How to start an allotment:
- Plan your plot
If there is no space for crops in your garden, contact your local council on allotment opportunities in your area. Once get your allotment, go for a plot size suited to your needs – half a plot is adequate for most people and ideal for beginners. Here are some initial plot planning steps:
- Decide what style of vegetable beds you’d like
- Decide what size of beds you’d like.
- Make sure you include space for sheds / greenhouses / compost bins / water butts etc.
- Make sure you consider where you’ll place trees, fruiting bushes, and other perennial (stay in the in the ground year on year) plants.
2. Weed maintenance
The biggest burden of an allotment owner…the weeds, and most allotments need continual hoeing and weeding. When prepping a plot, once you’ve cleared the weeds, dig the soil and remove weed roots. It’s worth investing in a push hoe and a draw hoe to be fully prepared for any weed problems.
- Potatoes smother weeds, so plant them in the weediest areas.

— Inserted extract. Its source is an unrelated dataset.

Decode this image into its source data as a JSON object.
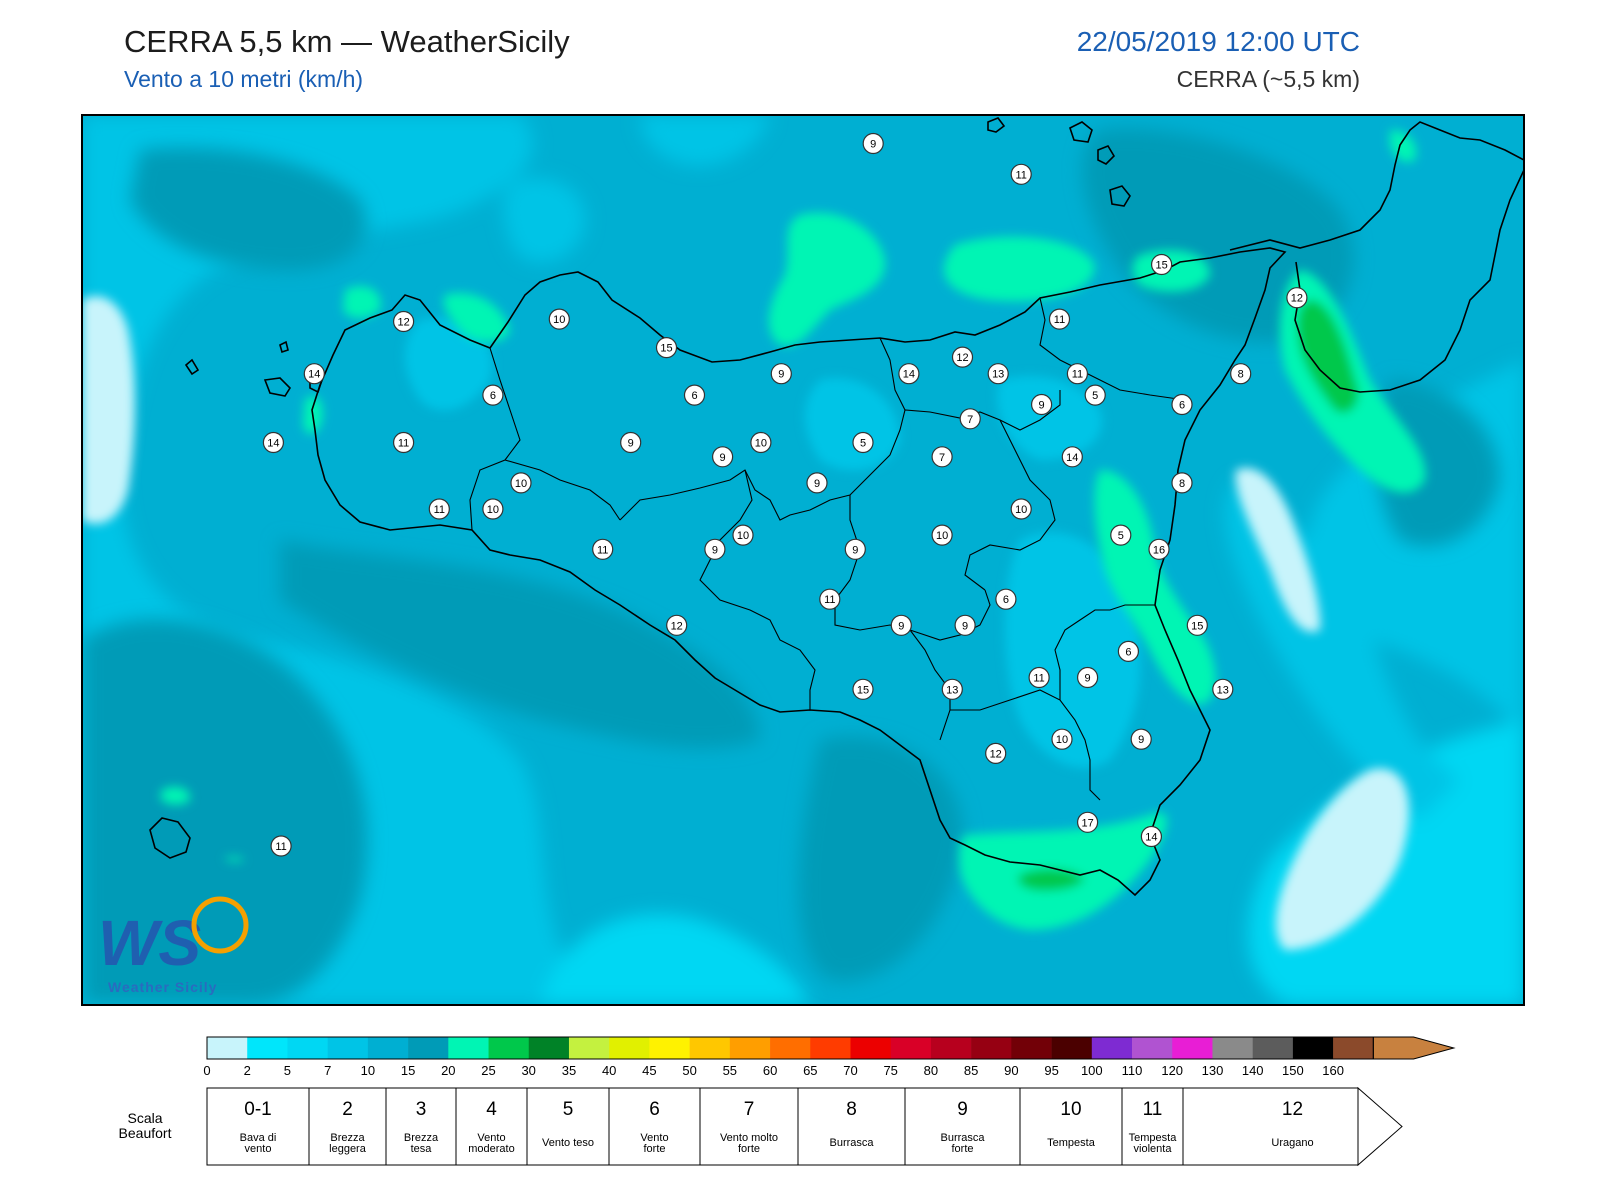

- Perennial crops such as fruit need no cultivation, but must be planted in areas that are clear of all perennial weeds.
3. Soil conditions
Once you get out all the roots of the weeds. Compost their foliage, and drown the roots in a bucket of water for 2 months (then you can add them to a compost heap). Turn a layer of compost into the first 5 –10cms of the soil and you are ready to plant!
Beginner plants for allotments:
Here’s our selection of plants for allotment beginners:
- Perennial fruits – tomatoes, strawberries and blueberries.
- Herbs – parsley, rosemary, thyme and mint.
- Edible flowers – passiflora and cynara cardunculus.
Allotment seasonal guide:
In late winter, rains should have restored the soil to full moisture levels, if they have not left it soggy, battered and emptied of nutrients. You can get some crops off to a good start, although on difficult clay soils transplants raised indoors might be necessary.
Getting plants going well before late spring is essential. Crops grow best during the long, warm days and sunshine of late spring to late summer.
Wet, but not too wet, summers are far better for allotments than hot, dry ones; crops need water to grow.
By autumn, growth is tailing off in lower light levels, so little rain is needed; warm, dry weather is better for ripening produce now. Beware of wet weather that can lead to rots and unripe produce that won’t store well.